"so I send this commentary to your reverence, not because I think it due and worthy, but because I remember you asked for it and I promised to send it. Whatever your holiness finds half-baked or crude in its pages, please forgive it all the more quickly" - Pope St. Gregory the Great , teaching infallibly on matters of faith and morals ;)
The more of the Church Fathers I read, the less I feel bound to their authority. They seem adamant on telling us NOT to trust them on their own basis. The notion that they had some kind of hidden wisdom apart from Scripture, or were a part of the Word of God, as Papa Benny 16 likes to say, would probably seem blasphemous to them. Certainly the doctrine of justification by faith alone would seem blasphemous to a writer like St. Gregory (though not Chrysostom), but what seems always clear to me is how off course the Western Tradition went after St. Augustine. The Orthodox (I think at the moment) are quite accurate in their assertions that the Latin Tradition of theology is very different from the patristic consensus. If the Protestant Reformation went off course, then it had long precedence from the See of Rome, which changed many things, to the point that the generally acknowledged first tradition of the Church (The Sign of the Cross) was changed by Papal decree by Pope Innocent III. St. Augustine of Canterbury, St. Benedict, St. Patrick, all did it the 'wrong' Orthodox way.
This is where you'd normally expect to see me talking about visiting my local Antiochan parish, but no, I don't find the Orthodox way convincing to the point of necessary conversion. I think in a contest of Tradition they'd beat the Romans, but the discrepancies between the two seem to only further my Latin/Catholic notions that Tradition -while important- should not have the last say in matters of faith and morals.
After all, if in the Sacred Tradition of the Church, the Pope tells us not to trust his dogmatic writing if it is in error, then what are we to use as the standard? Answering that question is fraught with problems, however I've chosen Sacred Scripture, and used a hearty textual realism to defend myself from the textual relativist claims of Rome. Everyone must make a choice though, and thus everyone must become a heretic (one who chooses). Though the heresies of today are not like those of Old. To be a Baptist is heretical, true enough, but even Baptists can sign the formula of Chalcedon, and assent to the Council of Ephesus (451) which in a sense makes them more 'Traditional', 'Catholic', and 'Orthodox' than the Coptic Church and all its bishops. It seems to be a realm where 'you pay your money and you take your chance' as an old pastor used to say.

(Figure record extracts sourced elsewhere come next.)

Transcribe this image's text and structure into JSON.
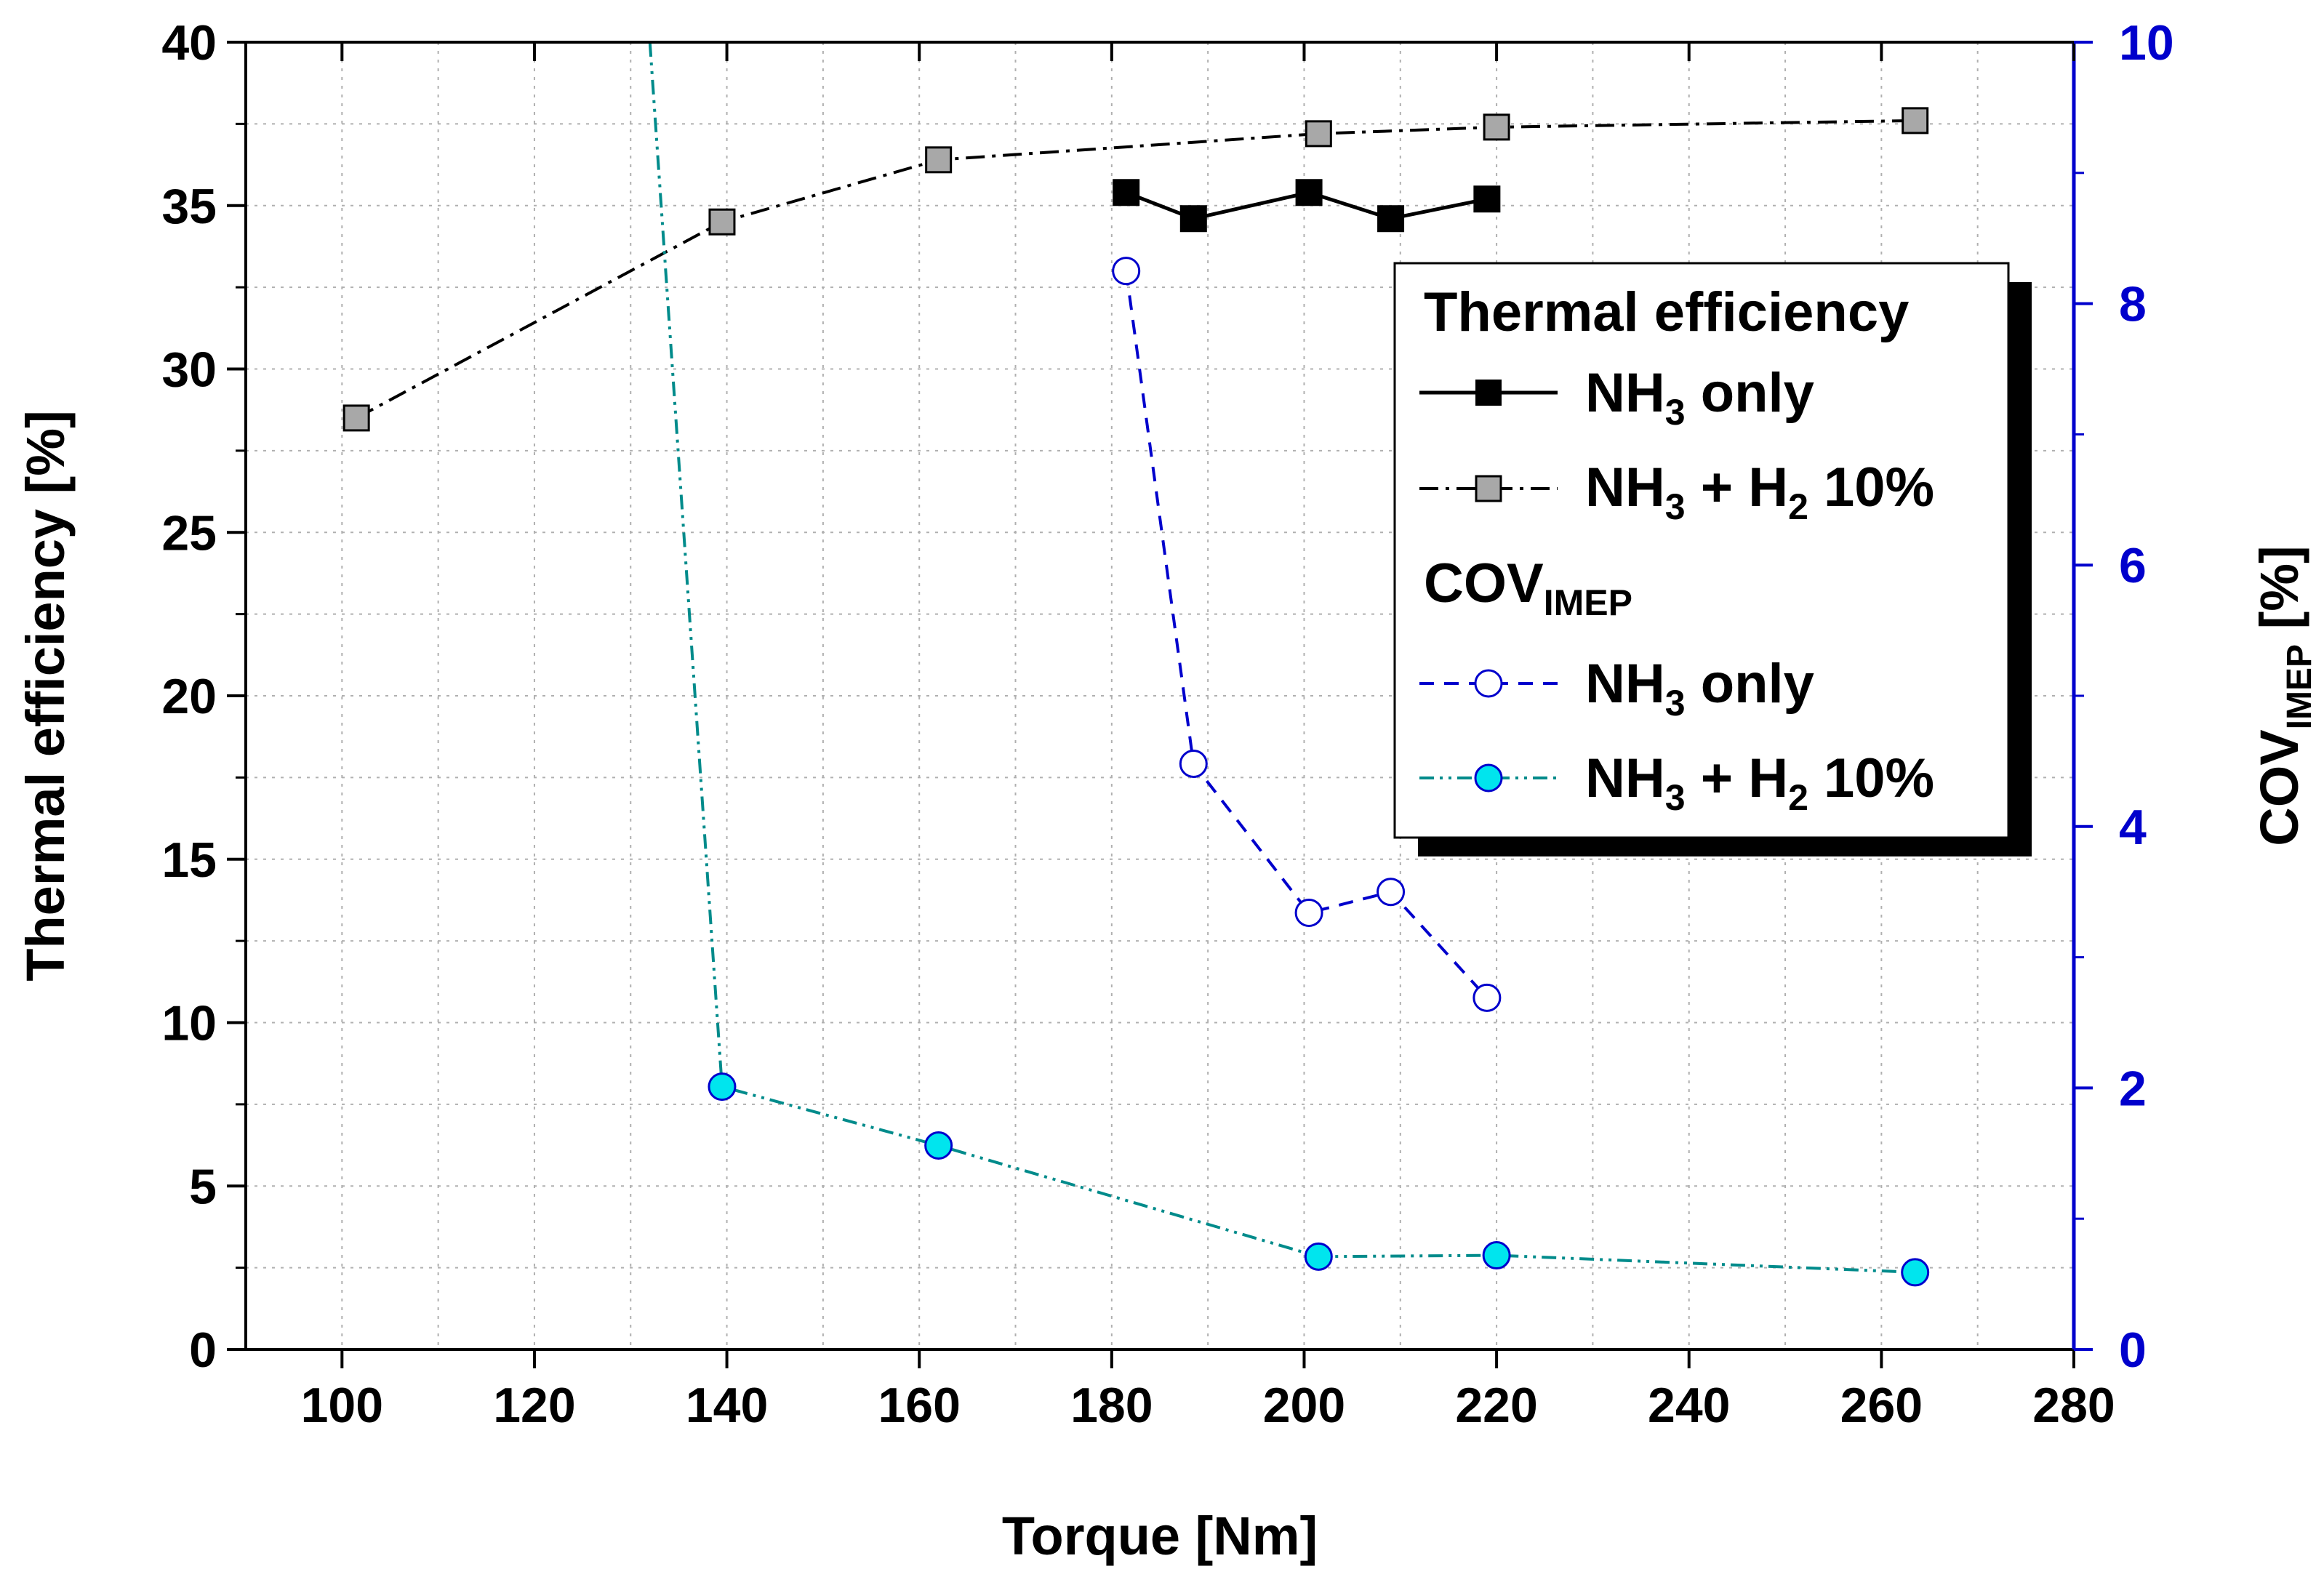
{
  "chart_data": {
    "type": "line",
    "xlabel": "Torque [Nm]",
    "ylabel": "Thermal efficiency [%]",
    "y2label": {
      "main": "COV",
      "sub": "IMEP",
      "suffix": " [%]"
    },
    "xlim": [
      90,
      280
    ],
    "ylim": [
      0,
      40
    ],
    "y2lim": [
      0,
      10
    ],
    "x_ticks": [
      100,
      120,
      140,
      160,
      180,
      200,
      220,
      240,
      260,
      280
    ],
    "y_ticks": [
      0,
      5,
      10,
      15,
      20,
      25,
      30,
      35,
      40
    ],
    "y2_ticks": [
      0,
      2,
      4,
      6,
      8,
      10
    ],
    "grid": true,
    "legend_position": "top-right",
    "legend": {
      "header_te": "Thermal efficiency",
      "header_cov": {
        "main": "COV",
        "sub": "IMEP"
      },
      "entries": [
        {
          "main": "NH",
          "sub": "3",
          "rest": " only"
        },
        {
          "main": "NH",
          "sub": "3",
          "mid": " + H",
          "sub2": "2",
          "rest": " 10%"
        },
        {
          "main": "NH",
          "sub": "3",
          "rest": " only"
        },
        {
          "main": "NH",
          "sub": "3",
          "mid": " + H",
          "sub2": "2",
          "rest": " 10%"
        }
      ]
    },
    "series": [
      {
        "name": "Thermal efficiency NH3 only",
        "axis": "left",
        "color": "#000000",
        "line": "solid",
        "marker": "square-filled",
        "marker_fill": "#000000",
        "x": [
          181.5,
          188.5,
          200.5,
          209,
          219
        ],
        "y": [
          35.4,
          34.6,
          35.4,
          34.6,
          35.2
        ]
      },
      {
        "name": "Thermal efficiency NH3 + H2 10%",
        "axis": "left",
        "color": "#000000",
        "line": "dash-dot",
        "marker": "square-filled",
        "marker_fill": "#a8a8a8",
        "x": [
          101.5,
          139.5,
          162,
          201.5,
          220,
          263.5
        ],
        "y": [
          28.5,
          34.5,
          36.4,
          37.2,
          37.4,
          37.6
        ]
      },
      {
        "name": "COV IMEP NH3 only",
        "axis": "right",
        "color": "#0000cc",
        "line": "dashed",
        "marker": "circle-open",
        "marker_fill": "#ffffff",
        "x": [
          181.5,
          188.5,
          200.5,
          209,
          219
        ],
        "y": [
          8.25,
          4.48,
          3.34,
          3.5,
          2.69
        ]
      },
      {
        "name": "COV IMEP NH3 + H2 10%",
        "axis": "right",
        "color": "#008b8b",
        "line": "dash-dot-dot",
        "marker": "circle-filled",
        "marker_fill": "#00e5ee",
        "x": [
          132,
          139.5,
          162,
          201.5,
          220,
          263.5
        ],
        "y": [
          10.0,
          2.01,
          1.56,
          0.71,
          0.72,
          0.59
        ],
        "marker_from_index": 1
      }
    ]
  }
}
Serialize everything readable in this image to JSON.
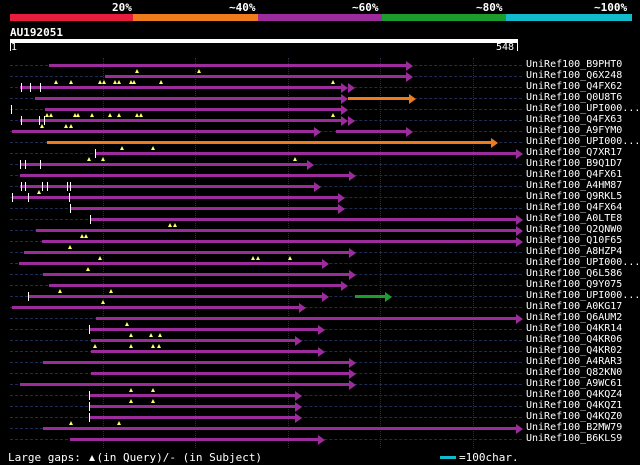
{
  "legend_scale": {
    "thresholds": [
      "20%",
      "~40%",
      "~60%",
      "~80%",
      "~100%"
    ],
    "colors": [
      "#e81c3c",
      "#ee7b1c",
      "#9c2c9c",
      "#1c9c2c",
      "#11bbcc"
    ]
  },
  "query": {
    "id": "AU192051",
    "start": "1",
    "end": "548"
  },
  "hits": [
    {
      "label": "UniRef100_B9PHT0",
      "color": "purple",
      "ticks": [],
      "segs": [
        [
          49,
          406
        ]
      ],
      "tris": []
    },
    {
      "label": "UniRef100_Q6X248",
      "color": "purple",
      "ticks": [],
      "segs": [
        [
          105,
          406
        ]
      ],
      "tris": [
        137,
        199
      ]
    },
    {
      "label": "UniRef100_Q4FX62",
      "color": "purple",
      "ticks": [
        21,
        30,
        40
      ],
      "segs": [
        [
          20,
          341
        ]
      ],
      "tris": [
        56,
        71,
        100,
        104,
        115,
        119,
        131,
        134,
        161,
        333
      ],
      "extra_arrows": [
        348
      ]
    },
    {
      "label": "UniRef100_Q0U8T6",
      "color": "purple",
      "ticks": [],
      "segs": [
        [
          35,
          341
        ]
      ],
      "tris": [],
      "extra": {
        "color": "orange",
        "x1": 348,
        "x2": 409
      }
    },
    {
      "label": "UniRef100_UPI000...",
      "color": "purple",
      "ticks": [
        11
      ],
      "segs": [
        [
          45,
          341
        ]
      ],
      "tris": []
    },
    {
      "label": "UniRef100_Q4FX63",
      "color": "purple",
      "ticks": [
        21,
        39,
        44
      ],
      "segs": [
        [
          20,
          341
        ]
      ],
      "tris": [
        47,
        51,
        75,
        78,
        92,
        110,
        119,
        137,
        141,
        333
      ],
      "extra_arrows": [
        348
      ]
    },
    {
      "label": "UniRef100_A9FYM0",
      "color": "purple",
      "ticks": [],
      "segs": [
        [
          12,
          314
        ],
        [
          336,
          406
        ]
      ],
      "tris": [
        42,
        66,
        71
      ]
    },
    {
      "label": "UniRef100_UPI000...",
      "color": "orange",
      "ticks": [],
      "segs": [
        [
          47,
          491
        ]
      ],
      "tris": [],
      "orange": true
    },
    {
      "label": "UniRef100_Q7XR17",
      "color": "purple",
      "ticks": [
        95
      ],
      "segs": [
        [
          95,
          516
        ]
      ],
      "tris": [
        122,
        153
      ]
    },
    {
      "label": "UniRef100_B9Q1D7",
      "color": "purple",
      "ticks": [
        20,
        25,
        40
      ],
      "segs": [
        [
          20,
          307
        ]
      ],
      "tris": [
        89,
        103,
        295
      ]
    },
    {
      "label": "UniRef100_Q4FX61",
      "color": "purple",
      "ticks": [],
      "segs": [
        [
          20,
          349
        ]
      ],
      "tris": []
    },
    {
      "label": "UniRef100_A4HM87",
      "color": "purple",
      "ticks": [
        21,
        25,
        42,
        47,
        67,
        70
      ],
      "segs": [
        [
          20,
          314
        ]
      ],
      "tris": []
    },
    {
      "label": "UniRef100_Q9RKL5",
      "color": "purple",
      "ticks": [
        12,
        28,
        69
      ],
      "segs": [
        [
          12,
          338
        ]
      ],
      "tris": [
        39
      ]
    },
    {
      "label": "UniRef100_Q4FX64",
      "color": "purple",
      "ticks": [
        70
      ],
      "segs": [
        [
          70,
          338
        ]
      ],
      "tris": []
    },
    {
      "label": "UniRef100_A0LTE8",
      "color": "purple",
      "ticks": [
        90
      ],
      "segs": [
        [
          90,
          516
        ]
      ],
      "tris": []
    },
    {
      "label": "UniRef100_Q2QNW0",
      "color": "purple",
      "ticks": [],
      "segs": [
        [
          36,
          516
        ]
      ],
      "tris": [
        170,
        175
      ]
    },
    {
      "label": "UniRef100_Q10F65",
      "color": "purple",
      "ticks": [],
      "segs": [
        [
          42,
          516
        ]
      ],
      "tris": [
        82,
        86
      ]
    },
    {
      "label": "UniRef100_A8HZP4",
      "color": "purple",
      "ticks": [],
      "segs": [
        [
          24,
          349
        ]
      ],
      "tris": [
        70
      ]
    },
    {
      "label": "UniRef100_UPI000...",
      "color": "purple",
      "ticks": [],
      "segs": [
        [
          19,
          322
        ]
      ],
      "tris": [
        100,
        253,
        258,
        290
      ]
    },
    {
      "label": "UniRef100_Q6L586",
      "color": "purple",
      "ticks": [],
      "segs": [
        [
          43,
          349
        ]
      ],
      "tris": [
        88
      ]
    },
    {
      "label": "UniRef100_Q9Y075",
      "color": "purple",
      "ticks": [],
      "segs": [
        [
          49,
          341
        ]
      ],
      "tris": []
    },
    {
      "label": "UniRef100_UPI000...",
      "color": "purple",
      "ticks": [
        28
      ],
      "segs": [
        [
          28,
          322
        ]
      ],
      "tris": [
        60,
        111
      ],
      "extra": {
        "color": "green",
        "x1": 355,
        "x2": 385
      }
    },
    {
      "label": "UniRef100_A0KG17",
      "color": "purple",
      "ticks": [],
      "segs": [
        [
          12,
          299
        ]
      ],
      "tris": [
        103
      ]
    },
    {
      "label": "UniRef100_Q6AUM2",
      "color": "purple",
      "ticks": [],
      "segs": [
        [
          96,
          516
        ]
      ],
      "tris": []
    },
    {
      "label": "UniRef100_Q4KR14",
      "color": "purple",
      "ticks": [
        89
      ],
      "segs": [
        [
          89,
          318
        ]
      ],
      "tris": [
        127
      ]
    },
    {
      "label": "UniRef100_Q4KR06",
      "color": "purple",
      "ticks": [],
      "segs": [
        [
          91,
          295
        ]
      ],
      "tris": [
        131,
        151,
        160
      ]
    },
    {
      "label": "UniRef100_Q4KR02",
      "color": "purple",
      "ticks": [],
      "segs": [
        [
          91,
          318
        ]
      ],
      "tris": [
        95,
        131,
        153,
        159
      ]
    },
    {
      "label": "UniRef100_A4RAR3",
      "color": "purple",
      "ticks": [],
      "segs": [
        [
          43,
          349
        ]
      ],
      "tris": []
    },
    {
      "label": "UniRef100_Q82KN0",
      "color": "purple",
      "ticks": [],
      "segs": [
        [
          91,
          349
        ]
      ],
      "tris": []
    },
    {
      "label": "UniRef100_A9WC61",
      "color": "purple",
      "ticks": [],
      "segs": [
        [
          20,
          349
        ]
      ],
      "tris": []
    },
    {
      "label": "UniRef100_Q4KQZ4",
      "color": "purple",
      "ticks": [
        89
      ],
      "segs": [
        [
          89,
          295
        ]
      ],
      "tris": [
        131,
        153
      ]
    },
    {
      "label": "UniRef100_Q4KQZ1",
      "color": "purple",
      "ticks": [
        89
      ],
      "segs": [
        [
          89,
          295
        ]
      ],
      "tris": [
        131,
        153
      ]
    },
    {
      "label": "UniRef100_Q4KQZ0",
      "color": "purple",
      "ticks": [
        89
      ],
      "segs": [
        [
          89,
          295
        ]
      ],
      "tris": []
    },
    {
      "label": "UniRef100_B2MW79",
      "color": "purple",
      "ticks": [],
      "segs": [
        [
          43,
          516
        ]
      ],
      "tris": [
        71,
        119
      ]
    },
    {
      "label": "UniRef100_B6KLS9",
      "color": "purple",
      "ticks": [],
      "segs": [
        [
          70,
          318
        ]
      ],
      "tris": []
    }
  ],
  "legend": {
    "text_a": "Large gaps:",
    "text_b": "(in Query)/",
    "text_c": "- (in Subject)",
    "scale": "=100char."
  }
}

You could 'pan' any of the Fathers for 'Confessional gold' and come up with some argument in your favour. So perhaps the Orthodox would use the initial quotation to attack Papal Supremacy and show the equality of bishops. Roman Catholics might look use this passage: "[Job's friends] speak to Job as if on the Lord's behalf, but they are not approved by the Lord; for all heretics struggle to defend God but really offend him." to show how Orthodox and Protestant heretics/Christians are in wanton disobedience to the papacy. Finally, Protestants who look for a self-verifying canon of Scripture against Catholic-Orthodox apologetics could read: "The authority of this book is made clear from the unshakeable sacred page itself." and shout Aha! Our Bible has been vindicated against the traditions of men.
To end things very Lutheran-ly, I'd say all of these modes are theologies of glory. There are many mysterious things which we do not perceive while we 'see through a glass darkly', but the fundamental character and substance of God remains apparent to Christians. Faith, Hope, and Charity are found in every communion, and in these, as in Christ we are to abide. For my part, I look at myself knowing that like Job's sons 'perhaps I have sinned in my heart'. I know I am a sinner, but I trust in the fact that Christ has christened, confirmed, confessed, and communed me Himself. That all my sins are his and all his righteousness is mine. I glory not in my own theological and historical polemics but in my Saviour and his cross.
I found most illuminating, a passage of St. Gregory's on the typology of Jobs daughters as weaker Christians (which is a horribly misogynistic spiritual reading perhaps, but still useful).
"And three daughters were born to him. (1.2)
"What shall we take the daughters for, if not the flock of less-gifted faithful? Even if they do not stay the course for the perfection of good works by strength and virtue, they cling tenaciously to the faith they know in the trinity." XIV. 20
May the Holy Spirit, the only author of faith, who proceeds from the Father, through the Son, make us all tenaciously cling to whatever faith has been graciously given us, and trust in the Holy Trinity in every trouble.